As we approach the final months of the year, we reflect on a scorching summer that not only brought high temperatures but also a bunch of opportunities for job seekers. The momentum from this summer's job market is still palpable, and we're witnessing a surge in job openings as companies gear up to bolster their workforce for the upcoming year, 2024.

In Japan, foreign investment banks faced significant hurdles in obtaining approvals for hiring, unlike their domestic counterparts who encountered fewer obstacles in attracting top talent. Fortunately, many individuals who were affected by layoffs earlier this year managed to secure new positions during the summer and are now settling into their new roles. It's worth noting that Japan achieved a record-high number of foreign workers in 2022, and we've observed a steady influx of young professionals entering the job market during the first half of 2023, which was not entirely unexpected considering the disruptions caused by the COVID-19 pandemic.

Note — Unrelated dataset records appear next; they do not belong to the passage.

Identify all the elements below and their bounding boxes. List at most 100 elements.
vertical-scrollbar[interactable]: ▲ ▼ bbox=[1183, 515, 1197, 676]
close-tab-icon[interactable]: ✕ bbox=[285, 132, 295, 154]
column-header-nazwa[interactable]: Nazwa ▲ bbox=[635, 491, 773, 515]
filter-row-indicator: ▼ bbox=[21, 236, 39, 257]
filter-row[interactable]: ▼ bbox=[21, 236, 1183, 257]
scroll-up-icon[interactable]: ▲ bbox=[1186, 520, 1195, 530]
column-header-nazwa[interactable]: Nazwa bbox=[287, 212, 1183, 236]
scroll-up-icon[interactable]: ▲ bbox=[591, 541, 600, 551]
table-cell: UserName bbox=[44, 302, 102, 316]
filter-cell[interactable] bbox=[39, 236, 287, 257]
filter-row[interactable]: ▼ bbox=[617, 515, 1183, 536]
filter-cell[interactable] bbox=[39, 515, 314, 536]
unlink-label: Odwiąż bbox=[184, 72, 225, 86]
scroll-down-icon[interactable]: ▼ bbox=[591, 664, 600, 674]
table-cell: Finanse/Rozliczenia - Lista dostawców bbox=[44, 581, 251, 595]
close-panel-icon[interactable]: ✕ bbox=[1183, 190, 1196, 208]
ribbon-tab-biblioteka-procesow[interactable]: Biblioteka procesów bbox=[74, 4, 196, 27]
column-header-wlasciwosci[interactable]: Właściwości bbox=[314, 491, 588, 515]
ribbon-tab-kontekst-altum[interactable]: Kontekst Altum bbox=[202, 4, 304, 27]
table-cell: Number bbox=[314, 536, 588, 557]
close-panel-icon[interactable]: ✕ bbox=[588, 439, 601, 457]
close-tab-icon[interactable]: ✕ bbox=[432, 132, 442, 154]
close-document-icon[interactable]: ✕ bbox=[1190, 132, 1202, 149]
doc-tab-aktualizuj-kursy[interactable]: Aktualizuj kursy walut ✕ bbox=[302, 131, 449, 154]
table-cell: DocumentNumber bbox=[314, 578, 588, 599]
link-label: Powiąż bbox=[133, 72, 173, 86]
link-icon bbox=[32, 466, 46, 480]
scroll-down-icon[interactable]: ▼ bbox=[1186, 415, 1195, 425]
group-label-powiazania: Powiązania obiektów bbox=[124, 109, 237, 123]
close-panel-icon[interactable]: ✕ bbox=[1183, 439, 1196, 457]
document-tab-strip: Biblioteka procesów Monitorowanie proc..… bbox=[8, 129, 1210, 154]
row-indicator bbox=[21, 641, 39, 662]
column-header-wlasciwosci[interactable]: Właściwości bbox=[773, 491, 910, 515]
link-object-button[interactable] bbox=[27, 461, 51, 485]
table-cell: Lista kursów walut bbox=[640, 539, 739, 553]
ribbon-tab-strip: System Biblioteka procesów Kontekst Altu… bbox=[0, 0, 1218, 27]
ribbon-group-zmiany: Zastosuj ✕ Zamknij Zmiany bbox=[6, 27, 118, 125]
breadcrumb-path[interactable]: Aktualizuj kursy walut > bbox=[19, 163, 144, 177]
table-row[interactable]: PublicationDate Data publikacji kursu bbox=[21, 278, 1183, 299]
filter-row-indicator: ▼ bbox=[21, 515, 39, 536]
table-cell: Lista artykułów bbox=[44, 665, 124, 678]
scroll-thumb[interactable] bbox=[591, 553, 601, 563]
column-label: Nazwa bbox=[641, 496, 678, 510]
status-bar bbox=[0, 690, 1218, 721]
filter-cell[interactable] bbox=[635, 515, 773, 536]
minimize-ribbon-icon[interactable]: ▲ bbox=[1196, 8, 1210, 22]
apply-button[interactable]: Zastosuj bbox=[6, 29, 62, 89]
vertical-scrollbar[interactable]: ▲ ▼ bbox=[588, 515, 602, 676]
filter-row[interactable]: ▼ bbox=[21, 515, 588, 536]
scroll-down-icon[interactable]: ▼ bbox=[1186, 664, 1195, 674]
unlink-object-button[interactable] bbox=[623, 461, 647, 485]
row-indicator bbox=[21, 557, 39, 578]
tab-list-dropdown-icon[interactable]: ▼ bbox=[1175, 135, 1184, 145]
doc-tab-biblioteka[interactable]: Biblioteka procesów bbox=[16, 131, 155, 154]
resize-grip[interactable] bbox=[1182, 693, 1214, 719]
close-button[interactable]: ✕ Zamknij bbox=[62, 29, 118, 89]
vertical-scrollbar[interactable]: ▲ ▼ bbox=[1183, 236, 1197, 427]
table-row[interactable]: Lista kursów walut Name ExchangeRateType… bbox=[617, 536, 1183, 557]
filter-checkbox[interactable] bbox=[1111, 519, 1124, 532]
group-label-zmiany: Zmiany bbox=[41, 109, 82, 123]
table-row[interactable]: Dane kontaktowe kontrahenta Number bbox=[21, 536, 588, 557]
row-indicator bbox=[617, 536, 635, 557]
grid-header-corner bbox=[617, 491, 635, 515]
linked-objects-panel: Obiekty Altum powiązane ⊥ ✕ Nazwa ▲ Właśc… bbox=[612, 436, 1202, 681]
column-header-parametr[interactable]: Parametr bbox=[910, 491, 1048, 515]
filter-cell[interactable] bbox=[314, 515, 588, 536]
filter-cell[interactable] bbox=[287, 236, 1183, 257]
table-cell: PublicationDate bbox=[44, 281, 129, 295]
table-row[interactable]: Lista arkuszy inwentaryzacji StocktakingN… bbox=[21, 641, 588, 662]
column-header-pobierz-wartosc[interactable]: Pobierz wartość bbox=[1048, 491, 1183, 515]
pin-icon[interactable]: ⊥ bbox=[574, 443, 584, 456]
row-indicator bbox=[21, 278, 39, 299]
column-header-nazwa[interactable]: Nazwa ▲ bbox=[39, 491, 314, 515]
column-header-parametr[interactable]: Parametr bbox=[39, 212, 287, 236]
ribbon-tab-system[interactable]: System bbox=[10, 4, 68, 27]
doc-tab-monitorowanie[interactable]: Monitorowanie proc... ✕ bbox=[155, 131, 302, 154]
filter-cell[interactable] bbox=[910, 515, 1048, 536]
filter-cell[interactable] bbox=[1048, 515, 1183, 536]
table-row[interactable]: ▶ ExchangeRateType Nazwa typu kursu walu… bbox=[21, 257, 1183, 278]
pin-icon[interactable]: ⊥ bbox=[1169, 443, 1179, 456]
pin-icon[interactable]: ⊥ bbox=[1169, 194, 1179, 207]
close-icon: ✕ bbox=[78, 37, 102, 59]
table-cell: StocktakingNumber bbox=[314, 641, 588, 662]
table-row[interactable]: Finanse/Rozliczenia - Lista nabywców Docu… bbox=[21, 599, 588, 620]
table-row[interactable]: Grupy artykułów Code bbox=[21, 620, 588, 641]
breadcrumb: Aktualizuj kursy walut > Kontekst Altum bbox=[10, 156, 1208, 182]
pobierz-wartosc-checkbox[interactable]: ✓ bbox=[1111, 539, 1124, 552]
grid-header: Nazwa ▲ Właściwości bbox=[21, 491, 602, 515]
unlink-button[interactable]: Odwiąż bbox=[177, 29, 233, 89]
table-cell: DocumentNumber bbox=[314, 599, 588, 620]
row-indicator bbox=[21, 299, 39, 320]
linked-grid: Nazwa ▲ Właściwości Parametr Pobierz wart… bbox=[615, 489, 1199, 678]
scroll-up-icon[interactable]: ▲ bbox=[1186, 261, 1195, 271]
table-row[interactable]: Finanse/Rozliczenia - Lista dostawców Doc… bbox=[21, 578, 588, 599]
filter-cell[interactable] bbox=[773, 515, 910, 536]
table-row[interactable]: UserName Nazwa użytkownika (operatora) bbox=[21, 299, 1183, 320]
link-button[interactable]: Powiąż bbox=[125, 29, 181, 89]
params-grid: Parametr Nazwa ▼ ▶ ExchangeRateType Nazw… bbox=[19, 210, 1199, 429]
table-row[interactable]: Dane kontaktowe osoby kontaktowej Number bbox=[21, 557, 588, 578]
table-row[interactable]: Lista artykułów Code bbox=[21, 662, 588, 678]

Given the robust performance of the markets, we hold an optimistic outlook for the remainder of this year and the first quarter of 2024. We anticipate that this period will witness some of the most active hiring in years. In the technology sector, there is a renewed emphasis on automation and cloud computing. Moreover, the demand for skilled developers remains consistently high. Positions such as project managers, engineers, as well as Site Reliability Engineers (SRE) and DevOps professionals are in particularly high demand, prompting firms to prepare for gradual expansions of their tech teams.

It’s been a tough year for investment bankers with fees and deal activity falling significantly and not surprisingly this has led to layoffs at all levels across Corporate Finance, M&A, DCM / ECM particularly among the large global investment banks. This has given many smaller boutique IBD firms a great chance to upgrade and expand their teams with experienced hires. Many former investment bankers have also found new opportunities with PE and VC funds particularly as new players enter the Japanese market with some also moving to hedge funds. Mutual fund companies have been quite conservative in their hiring activities this year unlike hedge funds who have been aggressively hiring talent in research, portfolio management and specific operational functions. We expect this trend to continue and also foresee mutual fund hiring activity picking up next year.

As the year draws to a close, we anticipate an exciting and dynamic period for hiring, reflecting the ever-changing needs of the financial industries and the determination of individuals to find their place in this landscape.